Lincoln, like other Presidents after him who did not want to frighten their constituents, suffered alone and came under greater physical threat from disease than we originally knew, according to recent scholarship.
We now know that Lincoln had a fever, became dizzy, very pale, suffered severe headaches, and back pains and felt ill prior to delivering the address at Gettysburg. His valet, William Johnson, a black man who went with Lincoln to Gettysburg, contracted smallpox after serving Lincoln there, and died of the disease upon his return. The President mourned the loss of Johnson in Washington and he himself did not recover for three weeks, not in time for the Thanksgiving he proclaimed. Lincoln began to feel himself around December 10, in time to prepare for Christmas and pray for peace the following year.
Peace would not come until April 1865, the same week in which Lincoln died of an assassin’s bullet. But after Gettysburg Lincoln was able to see the Emancipation Proclamation begin to take effect and by 1865 be believed that the country would remain unified and eventually become one again. Had he not survived 1863, the outcome might have been different. For that we can be truly thankful and pray again that America’s people look at the glass half full, instead of half empty, and work together to fill it up.
P.S. This suggestion may seem Pollyanna in light of current affairs, impeachment hearings for two weeks, and both the Republicans and Democrats far from settling on a candidate the divided nation might support. We may be on the brink of an even more difficult moment, but again, ours is a strong nation, created by strong minds and stronger people.
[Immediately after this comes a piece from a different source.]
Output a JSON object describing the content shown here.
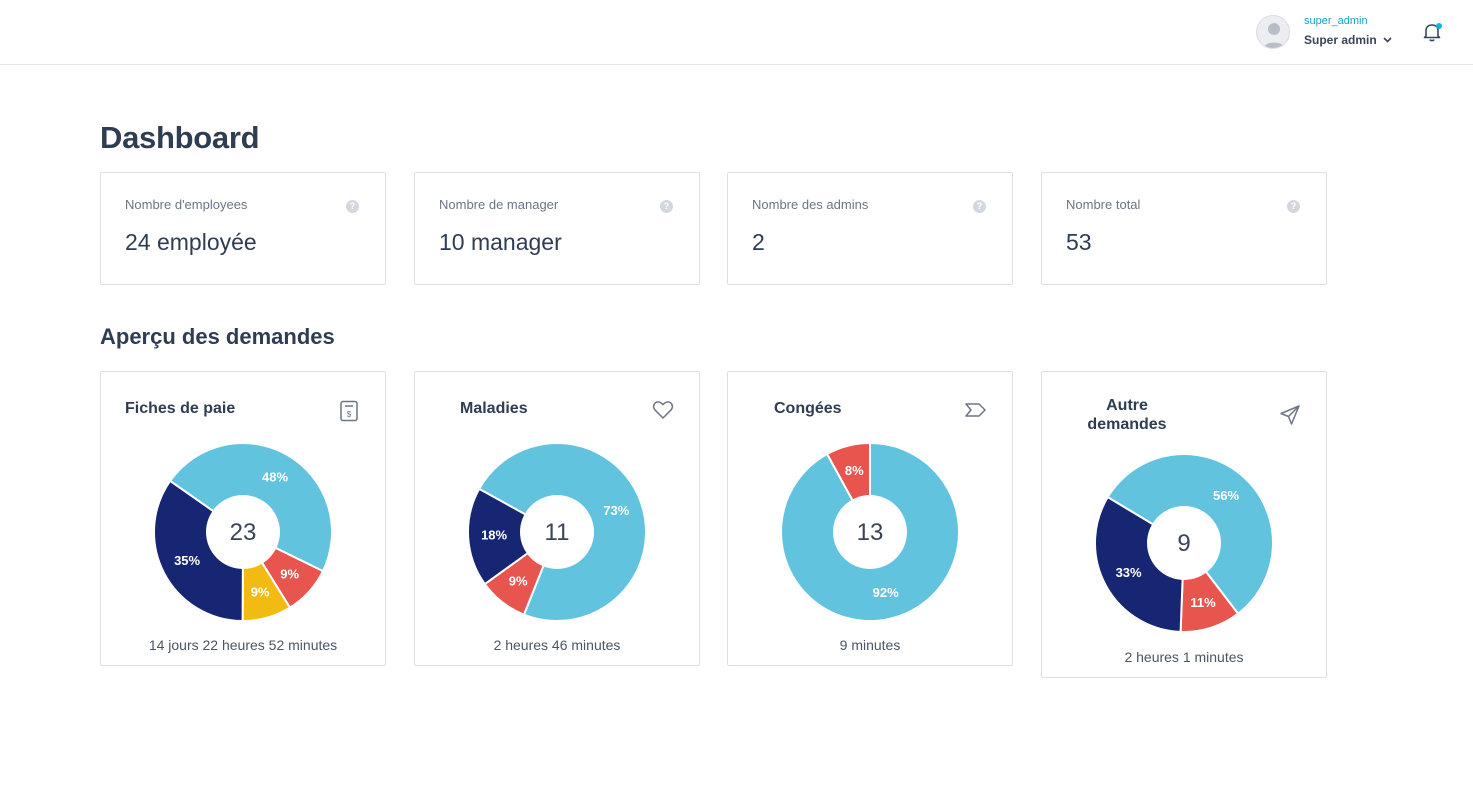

This division did not occur overnight and it won’t be resolved quickly. But small steps, like finding areas of common interest, being willing to see what can be achieved together, might help begin a reconciliation between those willing to bridge the gap. That could be how Americans slowly emerge from their bunkers and begin the painful process of rebuilding trust and believing again that we can find ways, however small, to work towards being one nation again.